Let's take a little sidetrip to the 1920's. The "roaring 20's." The name for the decade was derived from the economic "boom," particularly in the stock market. Along came FDR in 1933 and started saving capitalism from its own excesses, and fought every inch by the "investing" class. It wasn't until the advent of World War II that Americans started making money...I mean a LOT of Americans. It produced the solid middle class that endured for 30 years.
Looking back with 20/20 vision, many economists realized that the 1920's weren't so "roaring" after all...at least for farmers and in particular, industrial workers. You see, productivity skyrocketed. A single worker on average was producing double or triple every few years what he or she was producing the year before.
But...but...where did those productivity savings go? To the top.

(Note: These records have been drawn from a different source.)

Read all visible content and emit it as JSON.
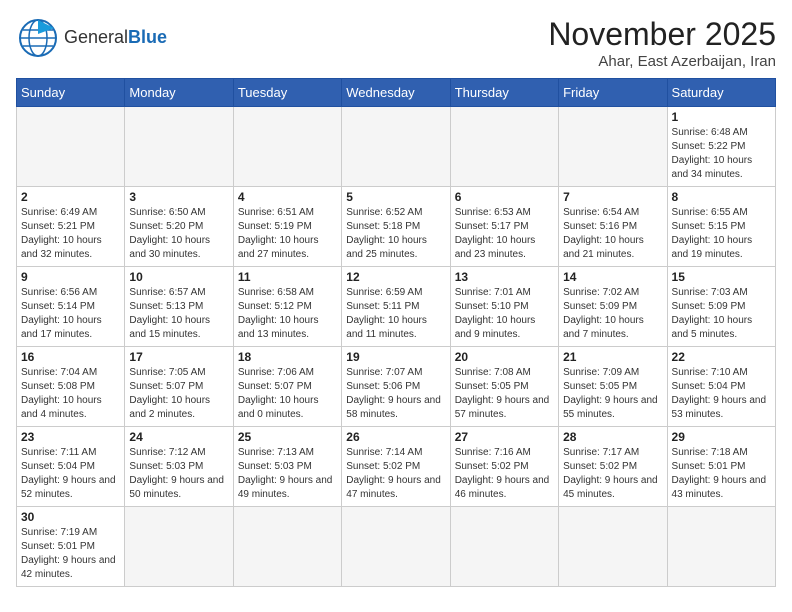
{
  "header": {
    "logo_general": "General",
    "logo_blue": "Blue",
    "month": "November 2025",
    "location": "Ahar, East Azerbaijan, Iran"
  },
  "days_of_week": [
    "Sunday",
    "Monday",
    "Tuesday",
    "Wednesday",
    "Thursday",
    "Friday",
    "Saturday"
  ],
  "weeks": [
    [
      {
        "day": "",
        "sunrise": "",
        "sunset": "",
        "daylight": ""
      },
      {
        "day": "",
        "sunrise": "",
        "sunset": "",
        "daylight": ""
      },
      {
        "day": "",
        "sunrise": "",
        "sunset": "",
        "daylight": ""
      },
      {
        "day": "",
        "sunrise": "",
        "sunset": "",
        "daylight": ""
      },
      {
        "day": "",
        "sunrise": "",
        "sunset": "",
        "daylight": ""
      },
      {
        "day": "",
        "sunrise": "",
        "sunset": "",
        "daylight": ""
      },
      {
        "day": "1",
        "sunrise": "6:48 AM",
        "sunset": "5:22 PM",
        "daylight": "10 hours and 34 minutes."
      }
    ],
    [
      {
        "day": "2",
        "sunrise": "6:49 AM",
        "sunset": "5:21 PM",
        "daylight": "10 hours and 32 minutes."
      },
      {
        "day": "3",
        "sunrise": "6:50 AM",
        "sunset": "5:20 PM",
        "daylight": "10 hours and 30 minutes."
      },
      {
        "day": "4",
        "sunrise": "6:51 AM",
        "sunset": "5:19 PM",
        "daylight": "10 hours and 27 minutes."
      },
      {
        "day": "5",
        "sunrise": "6:52 AM",
        "sunset": "5:18 PM",
        "daylight": "10 hours and 25 minutes."
      },
      {
        "day": "6",
        "sunrise": "6:53 AM",
        "sunset": "5:17 PM",
        "daylight": "10 hours and 23 minutes."
      },
      {
        "day": "7",
        "sunrise": "6:54 AM",
        "sunset": "5:16 PM",
        "daylight": "10 hours and 21 minutes."
      },
      {
        "day": "8",
        "sunrise": "6:55 AM",
        "sunset": "5:15 PM",
        "daylight": "10 hours and 19 minutes."
      }
    ],
    [
      {
        "day": "9",
        "sunrise": "6:56 AM",
        "sunset": "5:14 PM",
        "daylight": "10 hours and 17 minutes."
      },
      {
        "day": "10",
        "sunrise": "6:57 AM",
        "sunset": "5:13 PM",
        "daylight": "10 hours and 15 minutes."
      },
      {
        "day": "11",
        "sunrise": "6:58 AM",
        "sunset": "5:12 PM",
        "daylight": "10 hours and 13 minutes."
      },
      {
        "day": "12",
        "sunrise": "6:59 AM",
        "sunset": "5:11 PM",
        "daylight": "10 hours and 11 minutes."
      },
      {
        "day": "13",
        "sunrise": "7:01 AM",
        "sunset": "5:10 PM",
        "daylight": "10 hours and 9 minutes."
      },
      {
        "day": "14",
        "sunrise": "7:02 AM",
        "sunset": "5:09 PM",
        "daylight": "10 hours and 7 minutes."
      },
      {
        "day": "15",
        "sunrise": "7:03 AM",
        "sunset": "5:09 PM",
        "daylight": "10 hours and 5 minutes."
      }
    ],
    [
      {
        "day": "16",
        "sunrise": "7:04 AM",
        "sunset": "5:08 PM",
        "daylight": "10 hours and 4 minutes."
      },
      {
        "day": "17",
        "sunrise": "7:05 AM",
        "sunset": "5:07 PM",
        "daylight": "10 hours and 2 minutes."
      },
      {
        "day": "18",
        "sunrise": "7:06 AM",
        "sunset": "5:07 PM",
        "daylight": "10 hours and 0 minutes."
      },
      {
        "day": "19",
        "sunrise": "7:07 AM",
        "sunset": "5:06 PM",
        "daylight": "9 hours and 58 minutes."
      },
      {
        "day": "20",
        "sunrise": "7:08 AM",
        "sunset": "5:05 PM",
        "daylight": "9 hours and 57 minutes."
      },
      {
        "day": "21",
        "sunrise": "7:09 AM",
        "sunset": "5:05 PM",
        "daylight": "9 hours and 55 minutes."
      },
      {
        "day": "22",
        "sunrise": "7:10 AM",
        "sunset": "5:04 PM",
        "daylight": "9 hours and 53 minutes."
      }
    ],
    [
      {
        "day": "23",
        "sunrise": "7:11 AM",
        "sunset": "5:04 PM",
        "daylight": "9 hours and 52 minutes."
      },
      {
        "day": "24",
        "sunrise": "7:12 AM",
        "sunset": "5:03 PM",
        "daylight": "9 hours and 50 minutes."
      },
      {
        "day": "25",
        "sunrise": "7:13 AM",
        "sunset": "5:03 PM",
        "daylight": "9 hours and 49 minutes."
      },
      {
        "day": "26",
        "sunrise": "7:14 AM",
        "sunset": "5:02 PM",
        "daylight": "9 hours and 47 minutes."
      },
      {
        "day": "27",
        "sunrise": "7:16 AM",
        "sunset": "5:02 PM",
        "daylight": "9 hours and 46 minutes."
      },
      {
        "day": "28",
        "sunrise": "7:17 AM",
        "sunset": "5:02 PM",
        "daylight": "9 hours and 45 minutes."
      },
      {
        "day": "29",
        "sunrise": "7:18 AM",
        "sunset": "5:01 PM",
        "daylight": "9 hours and 43 minutes."
      }
    ],
    [
      {
        "day": "30",
        "sunrise": "7:19 AM",
        "sunset": "5:01 PM",
        "daylight": "9 hours and 42 minutes."
      },
      {
        "day": "",
        "sunrise": "",
        "sunset": "",
        "daylight": ""
      },
      {
        "day": "",
        "sunrise": "",
        "sunset": "",
        "daylight": ""
      },
      {
        "day": "",
        "sunrise": "",
        "sunset": "",
        "daylight": ""
      },
      {
        "day": "",
        "sunrise": "",
        "sunset": "",
        "daylight": ""
      },
      {
        "day": "",
        "sunrise": "",
        "sunset": "",
        "daylight": ""
      },
      {
        "day": "",
        "sunrise": "",
        "sunset": "",
        "daylight": ""
      }
    ]
  ],
  "labels": {
    "sunrise": "Sunrise:",
    "sunset": "Sunset:",
    "daylight": "Daylight:"
  }
}
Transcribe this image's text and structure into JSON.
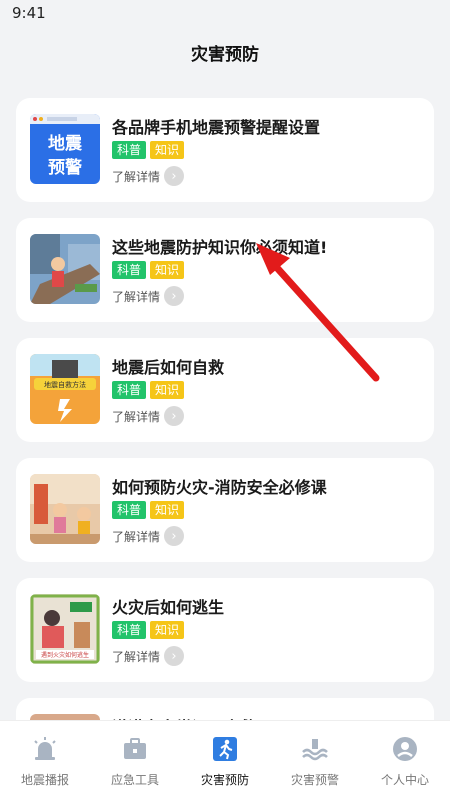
{
  "status_bar": {
    "time": "9:41"
  },
  "header": {
    "title": "灾害预防"
  },
  "detail_label": "了解详情",
  "articles": [
    {
      "title": "各品牌手机地震预警提醒设置",
      "tags": [
        "科普",
        "知识"
      ],
      "thumb_text": [
        "地震",
        "预警"
      ]
    },
    {
      "title": "这些地震防护知识你必须知道!",
      "tags": [
        "科普",
        "知识"
      ]
    },
    {
      "title": "地震后如何自救",
      "tags": [
        "科普",
        "知识"
      ],
      "thumb_text": [
        "地震自救方法"
      ]
    },
    {
      "title": "如何预防火灾-消防安全必修课",
      "tags": [
        "科普",
        "知识"
      ]
    },
    {
      "title": "火灾后如何逃生",
      "tags": [
        "科普",
        "知识"
      ],
      "thumb_text": [
        "遇到火灾如何逃生"
      ]
    },
    {
      "title": "洪涝灾害常识及自救"
    }
  ],
  "tabs": [
    {
      "label": "地震播报",
      "icon": "alarm-icon"
    },
    {
      "label": "应急工具",
      "icon": "toolbox-icon"
    },
    {
      "label": "灾害预防",
      "icon": "running-person-icon",
      "active": true
    },
    {
      "label": "灾害预警",
      "icon": "warning-wave-icon"
    },
    {
      "label": "个人中心",
      "icon": "user-icon"
    }
  ],
  "colors": {
    "background": "#f2f3f5",
    "tag_green": "#22c36a",
    "tag_yellow": "#f5c518",
    "active_tab": "#2f7de1",
    "inactive_tab": "#a9b4c2",
    "arrow": "#e21b1b"
  }
}
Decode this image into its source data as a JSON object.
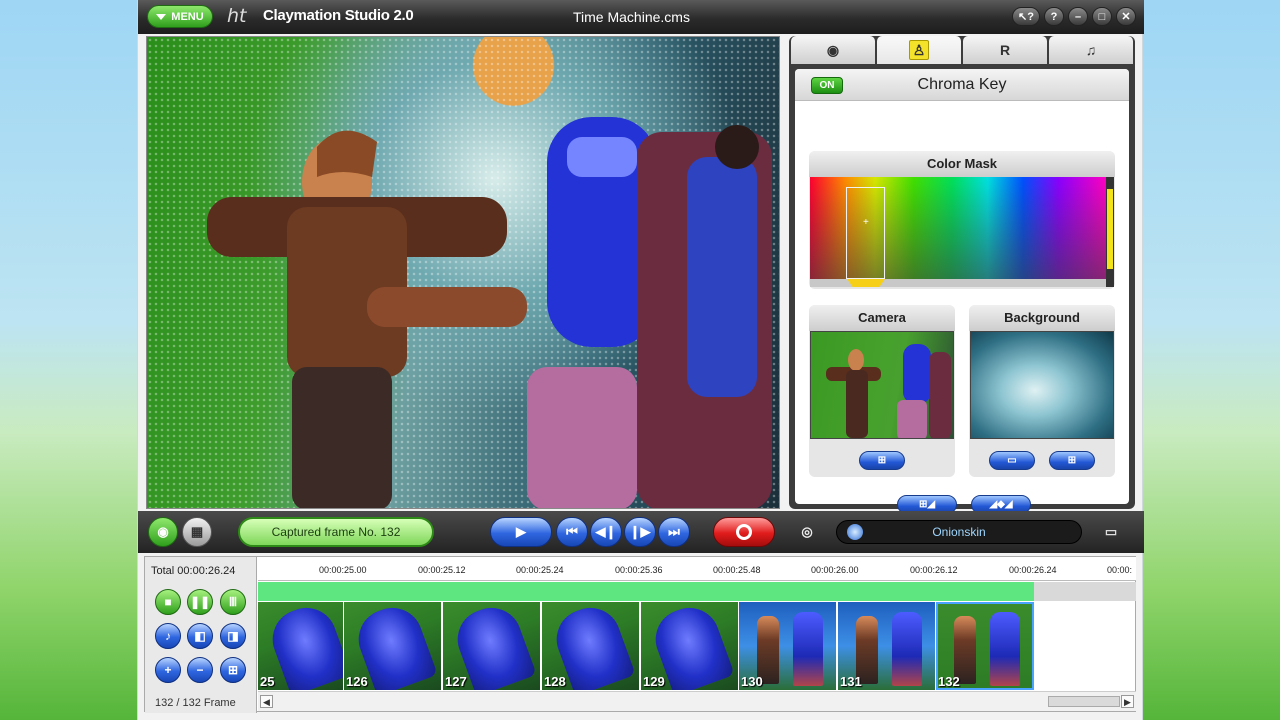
{
  "titlebar": {
    "menu_label": "MENU",
    "logo_mark": "ht",
    "app_title": "Claymation Studio 2.0",
    "doc_title": "Time Machine.cms",
    "window_buttons": [
      "help-context",
      "help",
      "minimize",
      "maximize",
      "close"
    ]
  },
  "tabs": [
    {
      "icon": "camera-icon",
      "active": false
    },
    {
      "icon": "chroma-key-icon",
      "active": true
    },
    {
      "icon": "render-icon",
      "active": false
    },
    {
      "icon": "music-icon",
      "active": false
    }
  ],
  "chroma_key": {
    "on_label": "ON",
    "title": "Chroma Key",
    "color_mask_label": "Color Mask",
    "camera_label": "Camera",
    "background_label": "Background"
  },
  "transport": {
    "status": "Captured frame No. 132",
    "onionskin_label": "Onionskin"
  },
  "timeline": {
    "total": "Total 00:00:26.24",
    "frame_count": "132 / 132 Frame",
    "ticks": [
      "00:00:25.00",
      "00:00:25.12",
      "00:00:25.24",
      "00:00:25.36",
      "00:00:25.48",
      "00:00:26.00",
      "00:00:26.12",
      "00:00:26.24",
      "00:00:"
    ],
    "frames": [
      {
        "number": "25",
        "kind": "robot"
      },
      {
        "number": "126",
        "kind": "robot"
      },
      {
        "number": "127",
        "kind": "robot"
      },
      {
        "number": "128",
        "kind": "robot"
      },
      {
        "number": "129",
        "kind": "robot"
      },
      {
        "number": "130",
        "kind": "scene"
      },
      {
        "number": "131",
        "kind": "scene"
      },
      {
        "number": "132",
        "kind": "scene-selected"
      }
    ]
  },
  "colors": {
    "accent_green": "#2f9f1c",
    "accent_blue": "#2f66e0",
    "record_red": "#e01b1b",
    "timeline_green": "#5ee680"
  }
}
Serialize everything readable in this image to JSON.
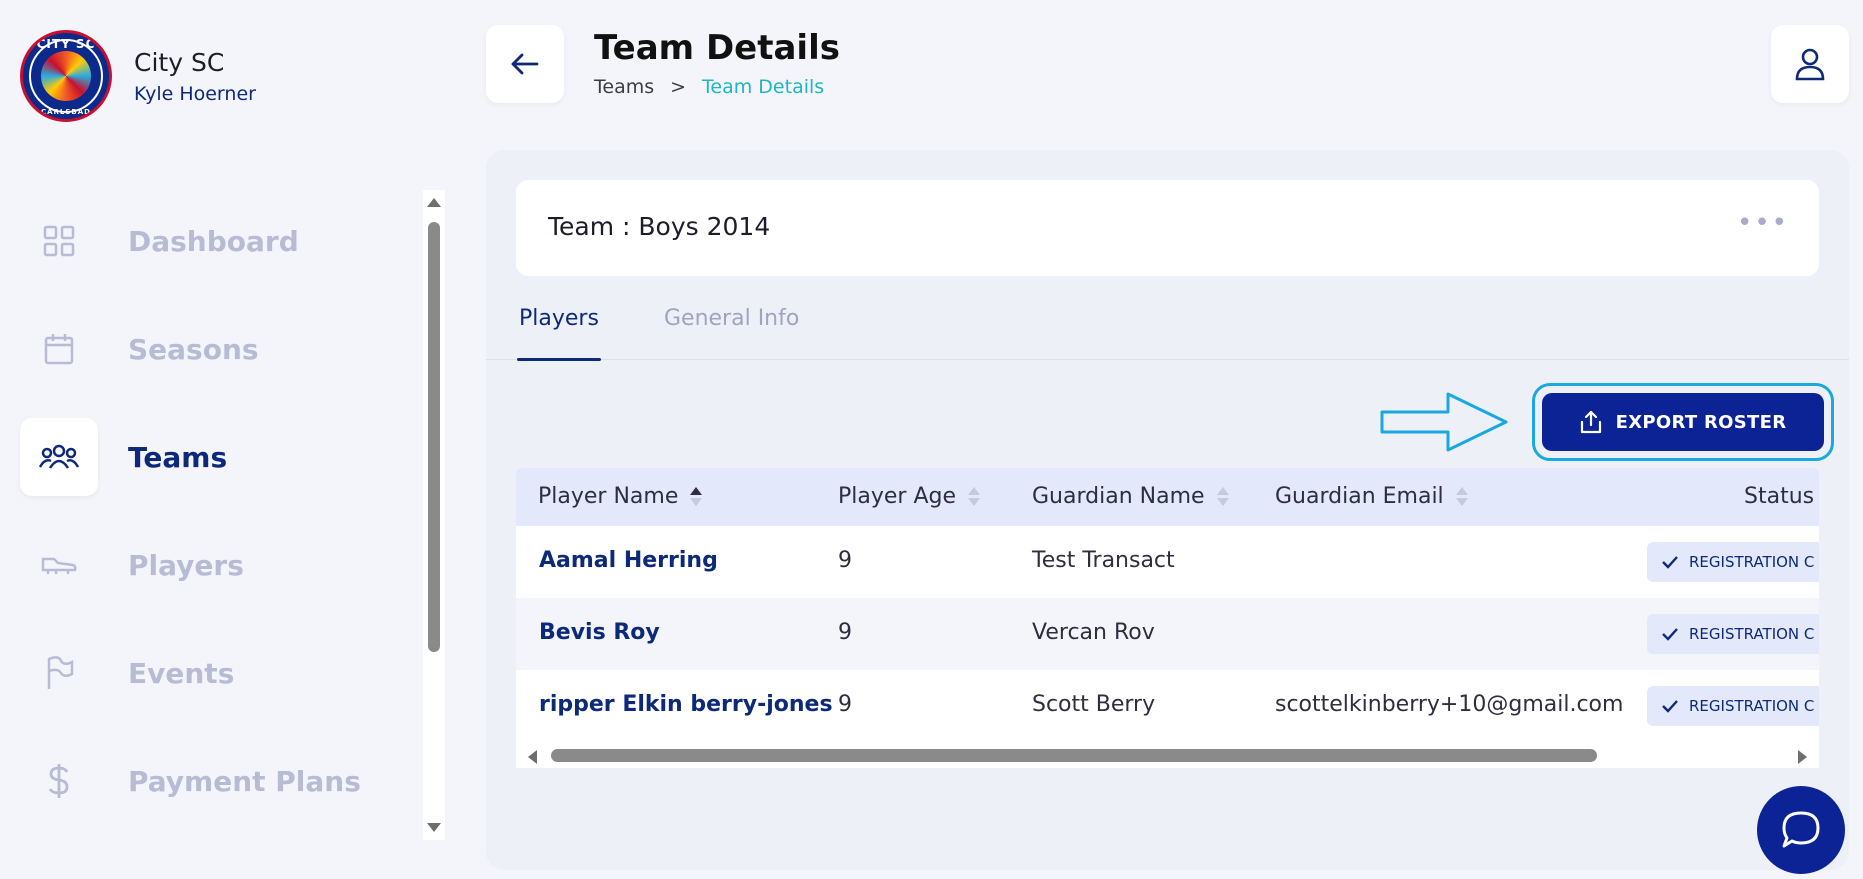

It boiled down to the relatively simple observation that those producing goods and services were not being paid enough to purchase those same goods and services. Post World War II this problem did not exist. The middle class expanded and everyone got fat, dumb, and Republican.
Take a look, particularly in this decade, where productivity gains have gone. It's the same as the 1920's and has been so for several decades. Perhaps the subprime mortgage collapse came about more from underpaid workers than anything else. That is because Wall Street, with its golden blinders on, convinced itself that while Americans stretched their work hours, went deeper and deeper in debt, and saw their real wages fall while productivity increased...that this was as it should be.
The ultimate in chutzpah is Wall Street, over the weekend, devising a new myriad of schemes to profit even further from their galactic gambling. The last two investment banks got the Fed to agree to allow them to become holding companies. That way they can take deposits and pretend to be like a real bank. I remember what Will Rogers said in the 1930's.." A holding company is a thing where you hand an accomplice the goods while the policeman searches you. "
The is the ultimate Bush legacy: a Thelma and Louise, sans Constitution, flying off a cliff.
And we, fellow citizens, are locked in the trunk.